Tuesday, December 22, 2015

The Treacherously, Tediously Slow Japanese Indigo Hexagon Quilt

 
 Mostly made from Goodwill men's dress shirts, it is a wannabe bed quilt.  IF (and that's a big if) I can carry on.  I figure it will take about a thousand of them to make a bed quilt.  Each hexagon has to be cut out of paper, pinned to a 3" (approximately) piece of fabric, basted on all six sides, then sewn one side at a time to another one.  So each hexagon has 6 sides which must be sewn to another hexagon's edge.  That's a lot of damn handsewing!!!!  It's meditative and relaxing, but slow as hell.  I do it when I don't need to think.  The Millefiore needs lots of concentration and designing and planning.  This one is just random.  It reminds me of a Scandinavian starry, cold winter night and Japanese boro (old field clothes that are worn and patched).  And that makes me happy!










 


Cut the templates (very carefully).  Hundreds and hundreds of templates!  Some people can reuse them, but I always end up messing them up so that they can't be used again.  It's a talent I seem to have perfected.
Then you pin them atop a square a bit bigger than the template.

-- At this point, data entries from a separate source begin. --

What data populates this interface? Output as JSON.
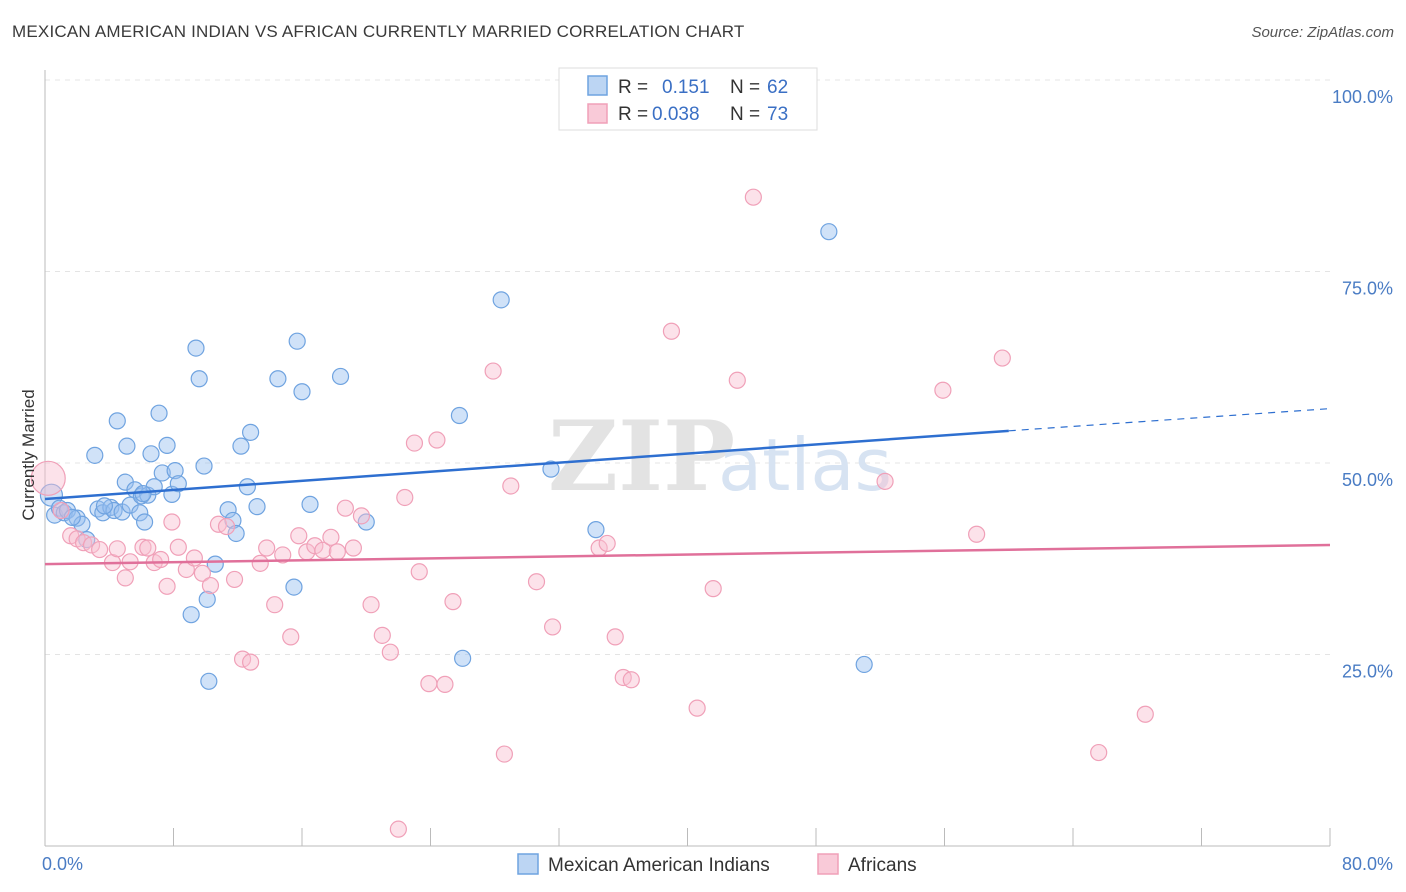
{
  "title": "MEXICAN AMERICAN INDIAN VS AFRICAN CURRENTLY MARRIED CORRELATION CHART",
  "source": "Source: ZipAtlas.com",
  "watermark": {
    "zip": "ZIP",
    "atlas": "atlas"
  },
  "colors": {
    "blue": "#6fa3e0",
    "blue_line": "#2e6fd0",
    "pink": "#f0a0b8",
    "pink_line": "#e0709a",
    "grid": "#e4e4e4"
  },
  "legend": {
    "rows": [
      {
        "r_label": "R =",
        "r_value": "0.151",
        "n_label": "N =",
        "n_value": "62"
      },
      {
        "r_label": "R =",
        "r_value": "0.038",
        "n_label": "N =",
        "n_value": "73"
      }
    ]
  },
  "chart_data": {
    "type": "scatter",
    "xlabel": "",
    "ylabel": "Currently Married",
    "xlim": [
      0,
      80
    ],
    "ylim": [
      0,
      100
    ],
    "x_tick_labels": [
      "0.0%",
      "80.0%"
    ],
    "y_tick_labels": [
      "100.0%",
      "75.0%",
      "50.0%",
      "25.0%"
    ],
    "y_tick_values": [
      100,
      75,
      50,
      25
    ],
    "grid": true,
    "legend_position": "top-center",
    "series": [
      {
        "name": "Mexican American Indians",
        "color": "#6fa3e0",
        "trend": {
          "x0": 0,
          "y0": 45.3,
          "x1": 60,
          "y1": 54.2,
          "dash_to_x": 80,
          "dash_to_y": 57.1
        },
        "points": [
          [
            0.4,
            45.8
          ],
          [
            0.6,
            43.2
          ],
          [
            0.9,
            44.1
          ],
          [
            1.2,
            43.5
          ],
          [
            1.4,
            43.8
          ],
          [
            2.0,
            42.8
          ],
          [
            2.3,
            42.0
          ],
          [
            2.6,
            40.0
          ],
          [
            3.1,
            51.0
          ],
          [
            3.3,
            44.0
          ],
          [
            3.6,
            43.5
          ],
          [
            4.1,
            44.2
          ],
          [
            4.3,
            43.8
          ],
          [
            4.5,
            55.5
          ],
          [
            4.8,
            43.6
          ],
          [
            5.0,
            47.5
          ],
          [
            5.1,
            52.2
          ],
          [
            5.3,
            44.5
          ],
          [
            5.6,
            46.5
          ],
          [
            5.9,
            43.5
          ],
          [
            6.0,
            45.7
          ],
          [
            6.2,
            42.3
          ],
          [
            6.4,
            45.8
          ],
          [
            6.6,
            51.2
          ],
          [
            6.8,
            46.9
          ],
          [
            7.1,
            56.5
          ],
          [
            7.3,
            48.7
          ],
          [
            7.6,
            52.3
          ],
          [
            7.9,
            45.9
          ],
          [
            8.1,
            49.0
          ],
          [
            8.3,
            47.3
          ],
          [
            9.4,
            65.0
          ],
          [
            9.6,
            61.0
          ],
          [
            9.9,
            49.6
          ],
          [
            10.1,
            32.2
          ],
          [
            10.2,
            21.5
          ],
          [
            10.6,
            36.8
          ],
          [
            11.4,
            43.9
          ],
          [
            11.7,
            42.5
          ],
          [
            11.9,
            40.8
          ],
          [
            12.2,
            52.2
          ],
          [
            12.6,
            46.9
          ],
          [
            12.8,
            54.0
          ],
          [
            13.2,
            44.3
          ],
          [
            14.5,
            61.0
          ],
          [
            15.5,
            33.8
          ],
          [
            15.7,
            65.9
          ],
          [
            16.0,
            59.3
          ],
          [
            16.5,
            44.6
          ],
          [
            18.4,
            61.3
          ],
          [
            20.0,
            42.3
          ],
          [
            25.8,
            56.2
          ],
          [
            26.0,
            24.5
          ],
          [
            28.4,
            71.3
          ],
          [
            31.5,
            49.2
          ],
          [
            34.3,
            41.3
          ],
          [
            48.8,
            80.2
          ],
          [
            51.0,
            23.7
          ],
          [
            9.1,
            30.2
          ],
          [
            3.7,
            44.4
          ],
          [
            1.7,
            42.9
          ],
          [
            6.1,
            46.0
          ]
        ]
      },
      {
        "name": "Africans",
        "color": "#f0a0b8",
        "trend": {
          "x0": 0,
          "y0": 36.8,
          "x1": 80,
          "y1": 39.3
        },
        "points": [
          [
            0.2,
            48.0
          ],
          [
            1.0,
            43.8
          ],
          [
            1.6,
            40.5
          ],
          [
            2.0,
            40.1
          ],
          [
            2.4,
            39.6
          ],
          [
            2.9,
            39.3
          ],
          [
            3.4,
            38.7
          ],
          [
            4.2,
            37.0
          ],
          [
            4.5,
            38.8
          ],
          [
            5.0,
            35.0
          ],
          [
            5.3,
            37.1
          ],
          [
            6.1,
            39.0
          ],
          [
            6.4,
            38.9
          ],
          [
            6.8,
            37.0
          ],
          [
            7.2,
            37.4
          ],
          [
            7.6,
            33.9
          ],
          [
            7.9,
            42.3
          ],
          [
            8.3,
            39.0
          ],
          [
            8.8,
            36.1
          ],
          [
            9.3,
            37.6
          ],
          [
            9.8,
            35.6
          ],
          [
            10.3,
            34.0
          ],
          [
            10.8,
            42.0
          ],
          [
            11.3,
            41.7
          ],
          [
            11.8,
            34.8
          ],
          [
            12.3,
            24.4
          ],
          [
            12.8,
            24.0
          ],
          [
            13.4,
            36.9
          ],
          [
            13.8,
            38.9
          ],
          [
            14.3,
            31.5
          ],
          [
            14.8,
            38.0
          ],
          [
            15.3,
            27.3
          ],
          [
            15.8,
            40.5
          ],
          [
            16.3,
            38.4
          ],
          [
            16.8,
            39.2
          ],
          [
            17.3,
            38.6
          ],
          [
            17.8,
            40.3
          ],
          [
            18.2,
            38.4
          ],
          [
            18.7,
            44.1
          ],
          [
            19.2,
            38.9
          ],
          [
            19.7,
            43.1
          ],
          [
            20.3,
            31.5
          ],
          [
            21.0,
            27.5
          ],
          [
            21.5,
            25.3
          ],
          [
            22.0,
            2.2
          ],
          [
            22.4,
            45.5
          ],
          [
            23.0,
            52.6
          ],
          [
            23.3,
            35.8
          ],
          [
            23.9,
            21.2
          ],
          [
            24.4,
            53.0
          ],
          [
            24.9,
            21.1
          ],
          [
            25.4,
            31.9
          ],
          [
            27.9,
            62.0
          ],
          [
            28.6,
            12.0
          ],
          [
            29.0,
            47.0
          ],
          [
            30.6,
            34.5
          ],
          [
            31.6,
            28.6
          ],
          [
            34.5,
            38.9
          ],
          [
            35.0,
            39.5
          ],
          [
            35.5,
            27.3
          ],
          [
            36.0,
            22.0
          ],
          [
            36.5,
            21.7
          ],
          [
            39.0,
            67.2
          ],
          [
            40.6,
            18.0
          ],
          [
            41.6,
            33.6
          ],
          [
            43.1,
            60.8
          ],
          [
            44.1,
            84.7
          ],
          [
            52.3,
            47.6
          ],
          [
            55.9,
            59.5
          ],
          [
            58.0,
            40.7
          ],
          [
            59.6,
            63.7
          ],
          [
            65.6,
            12.2
          ],
          [
            68.5,
            17.2
          ]
        ]
      }
    ]
  }
}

You fold the fabric down over the template and sew each side, sticking your needle through the paper and I always take a double stitch on the corner/points.

Then you take two pieces and sew the side together.  I sew them into lines/rows of 14 and then sew the lines/rows together
 






Once all sides have another edge sewn to it, I cut the basting thread and pull out the papers.I like the random look of it.  I'm only using blues and taupes/creams.

So I always have to have several things going at once or I get bored.